Anatomie van de voet
De voet bestaat uit de voetwortel, de middenvoet en de tenen.
De voetwortel bestaat uit
zeven beenderen: het sprongbeen of kootbeen, het hielbeen, het scheepvormig been, het
teerlingbeen en de drie wigvormige beenderen. Het sprongbeen rust op het hielbeen en
vormt samen met het scheenbeen en kuitbeen het enkelgewricht. Het hielbeen is het grootste
voetwortelbeen. Het bevindt zich onder het sprongbeen en rust op de grond.

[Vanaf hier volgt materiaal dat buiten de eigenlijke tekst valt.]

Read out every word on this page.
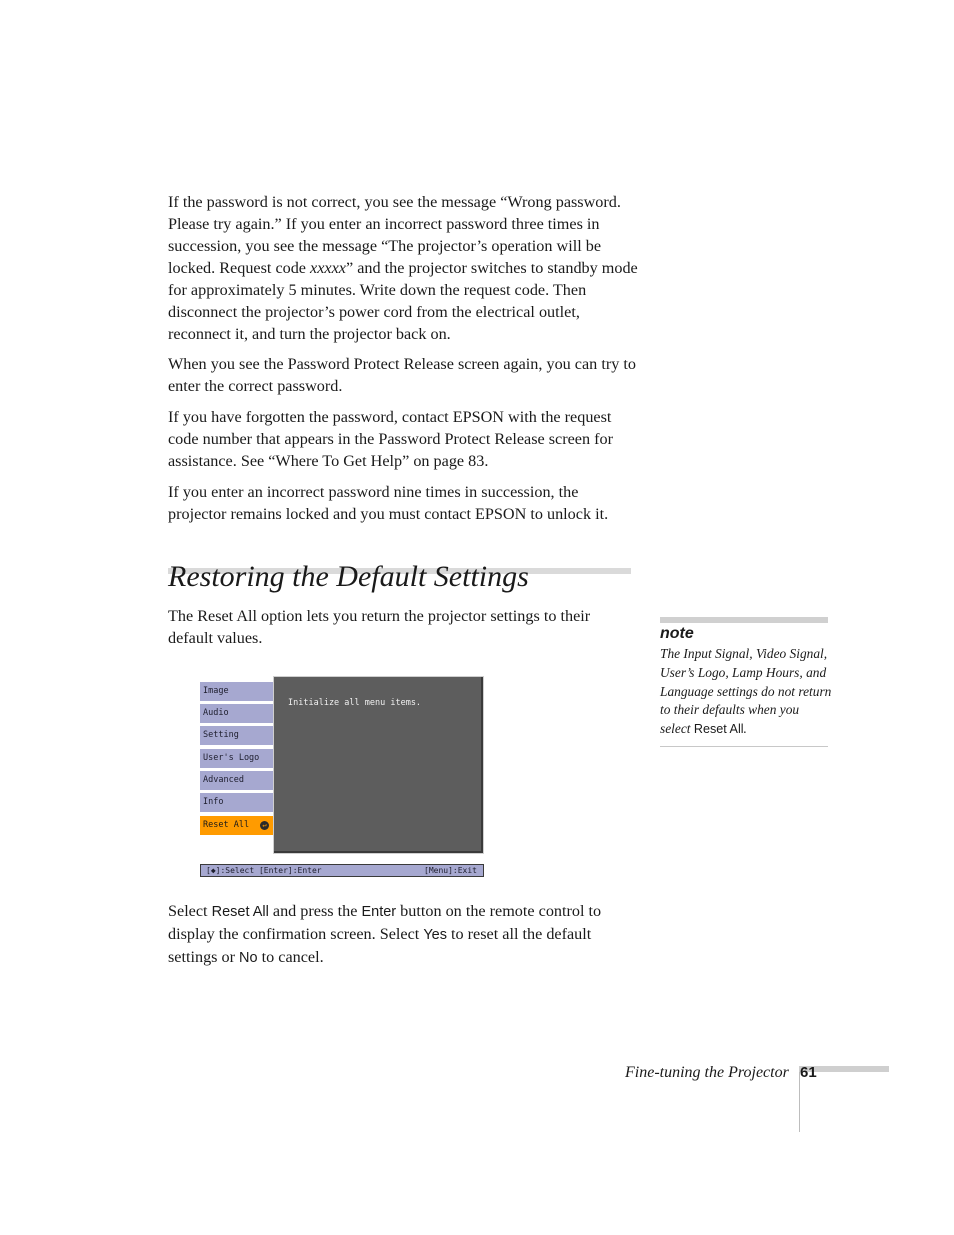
If the password is not correct, you see the message “Wrong password. Please try again.” If you enter an incorrect password three times in succession, you see the message “The projector’s operation will be locked. Request code xxxxx” and the projector switches to standby mode for approximately 5 minutes. Write down the request code. Then disconnect the projector’s power cord from the electrical outlet, reconnect it, and turn the projector back on.

When you see the Password Protect Release screen again, you can try to enter the correct password.

If you have forgotten the password, contact EPSON with the request code number that appears in the Password Protect Release screen for assistance. See “Where To Get Help” on page 83.

If you enter an incorrect password nine times in succession, the projector remains locked and you must contact EPSON to unlock it.

Restoring the Default Settings

The Reset All option lets you return the projector settings to their default values.	note
The Input Signal, Video Signal, User’s Logo, Lamp Hours, and Language settings do not return to their defaults when you select Reset All.
Image
Audio
Setting
User's Logo
Advanced
Info
Reset All	↵
Initialize all menu items.
[◆]:Select [Enter]:Enter	[Menu]:Exit

Select Reset All and press the Enter button on the remote control to display the confirmation screen. Select Yes to reset all the default settings or No to cancel.

Fine-tuning the Projector 61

De middenvoet bestaat uit vijf middenvoetsbeenderen. De tenen bestaan uit drie kootjes,
behalve de grote teen die er twee heeft.
De beenderen van de voet
Om in staat te zijn het hele lichaam te dragen moeten de voeten
een stevige struktuur hebben. Elke voet heeft 26 beenderen, en dat aantal op zich garandeert weinig stevigheid.
De vereiste stevigheid en kracht worden verzorgd door de bindweefselbanden die opgebouwd zijn
uit sterke collagene vezels. Deze banden, ligamenten genaamd, verbinden de voetwortel met het
onderbeen, de voetwortelbeenderen onderling, de middenvoet met de voetwortel en de middenvoetsbeenderen onderling.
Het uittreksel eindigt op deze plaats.